Que pensez-vous de cette vague de suicides ?
Il y a toujours eu des suicides de salariés. Ce qui est nouveau, c'est qu'ils se passent désormais sur le lieu de travail et qu'on en parle. Si ces situations dramatiques interrogent bien évidemment le service social du travail, elles posent une question terrible : comment le travail peut-il amener des personnes à mettre fin à leurs jours ?
Quelles sont les conséquences des restructurations d'entreprises sur les salariés ?
Celles-ci entraînent pour certains salariés une perte de repères. Ils sont confrontés brutalement, et souvent sans préparation, à un changement de direction, une réorganisation des services et de nouveaux métiers. Des salariés nous disent : « ce n'est plus la «maison» que nous avons contribuée à construire ». On leur parle désormais d'entreprise, d'établissement et on leur enjoint non plus d'« apporter des services à l'usager », mais de « répondre aux besoins du client ». De même, alors qu'ils étaient habitués à progresser à l'ancienneté, ils doivent passer des entretiens d'évaluation et être jugés au mérite. C'est tout un langage qui change et, avec lui, une culture « maison » qui disparaît. Sans compter qu'à cette angoisse liée à la perte d'éléments identitaires s'ajoute souvent l'incertitude de son devenir au sein de l'entreprise.

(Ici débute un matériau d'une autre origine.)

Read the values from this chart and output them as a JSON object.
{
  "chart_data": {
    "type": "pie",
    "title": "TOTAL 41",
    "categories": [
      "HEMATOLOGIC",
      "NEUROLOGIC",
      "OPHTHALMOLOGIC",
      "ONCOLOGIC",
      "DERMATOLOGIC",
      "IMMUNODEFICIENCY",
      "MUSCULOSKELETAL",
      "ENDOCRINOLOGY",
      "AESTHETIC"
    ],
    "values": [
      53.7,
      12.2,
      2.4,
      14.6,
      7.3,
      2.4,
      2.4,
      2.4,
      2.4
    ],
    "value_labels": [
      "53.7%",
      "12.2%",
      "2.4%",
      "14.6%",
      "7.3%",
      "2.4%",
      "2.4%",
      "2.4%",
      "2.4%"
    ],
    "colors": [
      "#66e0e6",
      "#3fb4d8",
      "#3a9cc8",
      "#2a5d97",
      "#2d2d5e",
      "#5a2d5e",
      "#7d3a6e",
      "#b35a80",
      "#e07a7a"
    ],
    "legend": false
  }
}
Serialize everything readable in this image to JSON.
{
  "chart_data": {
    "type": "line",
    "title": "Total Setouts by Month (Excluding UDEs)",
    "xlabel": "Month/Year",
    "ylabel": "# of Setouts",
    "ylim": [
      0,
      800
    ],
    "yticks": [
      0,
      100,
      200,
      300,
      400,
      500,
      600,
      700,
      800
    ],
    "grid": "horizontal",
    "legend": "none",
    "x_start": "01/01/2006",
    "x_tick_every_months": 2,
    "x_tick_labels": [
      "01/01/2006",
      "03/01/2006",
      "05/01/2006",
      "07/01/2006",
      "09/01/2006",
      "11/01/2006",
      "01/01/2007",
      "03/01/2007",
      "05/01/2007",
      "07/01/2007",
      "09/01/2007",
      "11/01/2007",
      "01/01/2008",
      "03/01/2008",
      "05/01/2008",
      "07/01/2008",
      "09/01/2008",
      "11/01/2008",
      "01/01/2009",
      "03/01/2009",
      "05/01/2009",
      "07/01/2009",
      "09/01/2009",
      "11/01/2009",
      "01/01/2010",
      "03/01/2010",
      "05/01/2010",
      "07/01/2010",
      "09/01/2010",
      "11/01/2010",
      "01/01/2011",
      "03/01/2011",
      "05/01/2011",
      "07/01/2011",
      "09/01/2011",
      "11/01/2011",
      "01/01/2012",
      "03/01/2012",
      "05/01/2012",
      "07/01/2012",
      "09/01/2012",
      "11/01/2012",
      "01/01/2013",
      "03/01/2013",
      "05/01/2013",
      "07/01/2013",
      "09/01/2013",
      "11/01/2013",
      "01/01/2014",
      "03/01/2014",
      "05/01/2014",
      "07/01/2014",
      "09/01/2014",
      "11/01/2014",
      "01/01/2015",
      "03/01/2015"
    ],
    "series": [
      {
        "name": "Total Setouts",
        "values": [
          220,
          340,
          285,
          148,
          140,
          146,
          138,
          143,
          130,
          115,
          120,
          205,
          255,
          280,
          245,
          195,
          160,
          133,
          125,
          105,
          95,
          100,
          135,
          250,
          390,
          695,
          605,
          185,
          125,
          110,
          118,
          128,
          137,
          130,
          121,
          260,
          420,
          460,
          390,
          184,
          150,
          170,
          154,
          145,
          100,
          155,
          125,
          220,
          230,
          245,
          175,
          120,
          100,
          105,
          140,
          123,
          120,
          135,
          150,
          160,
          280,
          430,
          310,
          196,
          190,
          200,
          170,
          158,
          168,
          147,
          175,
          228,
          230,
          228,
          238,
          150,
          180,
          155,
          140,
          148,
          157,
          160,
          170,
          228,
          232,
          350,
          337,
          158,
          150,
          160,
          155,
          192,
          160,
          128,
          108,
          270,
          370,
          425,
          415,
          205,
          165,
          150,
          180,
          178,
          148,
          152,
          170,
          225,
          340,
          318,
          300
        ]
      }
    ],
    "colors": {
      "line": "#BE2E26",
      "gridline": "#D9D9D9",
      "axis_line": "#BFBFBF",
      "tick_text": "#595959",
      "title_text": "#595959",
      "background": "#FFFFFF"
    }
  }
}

Ces nouvelles méthodes de management, basées sur la rentabilité, peuvent créer un climat délétère entraînant une altération de la santé des salariés : l'individualisation du travail et la responsabilisation accrue à tous les échelons de la hiérarchie engendrent des phénomènes de harcèlement, de violences, de stress, de mal-être.
Le service social du travail est-il associé à ces réorganisations ?
Dans certaines grandes entreprises, il est associé au travail de prévention des risques psychosociaux mené par l'équipe pluridisciplinaire de santé au travail (2). Mais si certains employeurs ont pris conscience de cette dimension, d'autres ont toujours du mal à admettre la souffrance au travail. Dans ce cas, le service social est renvoyé à un rôle plus individuel d'écoute et d'accompagnement des salariés afin de les aider à trouver les ressources personnelles pour gérer leur situation professionnelle. Il a aussi une fonction de médiation, lorsque les personnes ont du mal à parler de leurs difficultés avec le responsable des ressources humaines, en les orientant vers le médecin du travail. Enfin, bon nombre de petites et moyennes entreprises (PME) n'ont malheureusement pas les moyens de créer un service social du travail ou de faire appel à un service interentreprises du travail.
Que demandez-vous ?
Tout d'abord que le service social du travail soit clairement reconnu comme obligatoire pour les entreprises d'au moins 250 salariés. Ce qui implique de lever les ambiguïtés liées à la réécriture du code du travail. Celui-ci dispose qu'« un service social est organisé » dans tout établissement de cette taille, alors que, dans l'ancienne mouture, les établissements « étaient tenus de l'organiser » (3). L'obligation est-elle maintenue ? Par ailleurs, nous demandons que les PME soient incitées à mettre en place un service social du travail mutualisé, et soutenues pour cela. A l'articulation de la vie au travail et hors travail, c'est en effet un acteur incontournable dans la prévention des risques psychosociaux. Son éthique, liée au secret professionnel et à sa déontologie, facilite l'expression libre de la souffrance au travail. Un mal-être vécu individuellement, mais lié, dans de nombreuses situations, à l'organisation du travail ou au management imposé par les objectifs de l'entreprise.
(1) Et conseillère du travail, conseillère technique au service social interentreprises ACTIS à Lyon.
(2) Composée notamment du médecin du travail et de l'infirmière.
(3) L'article L.4631-1 remplace l'ancien article R. 250-1.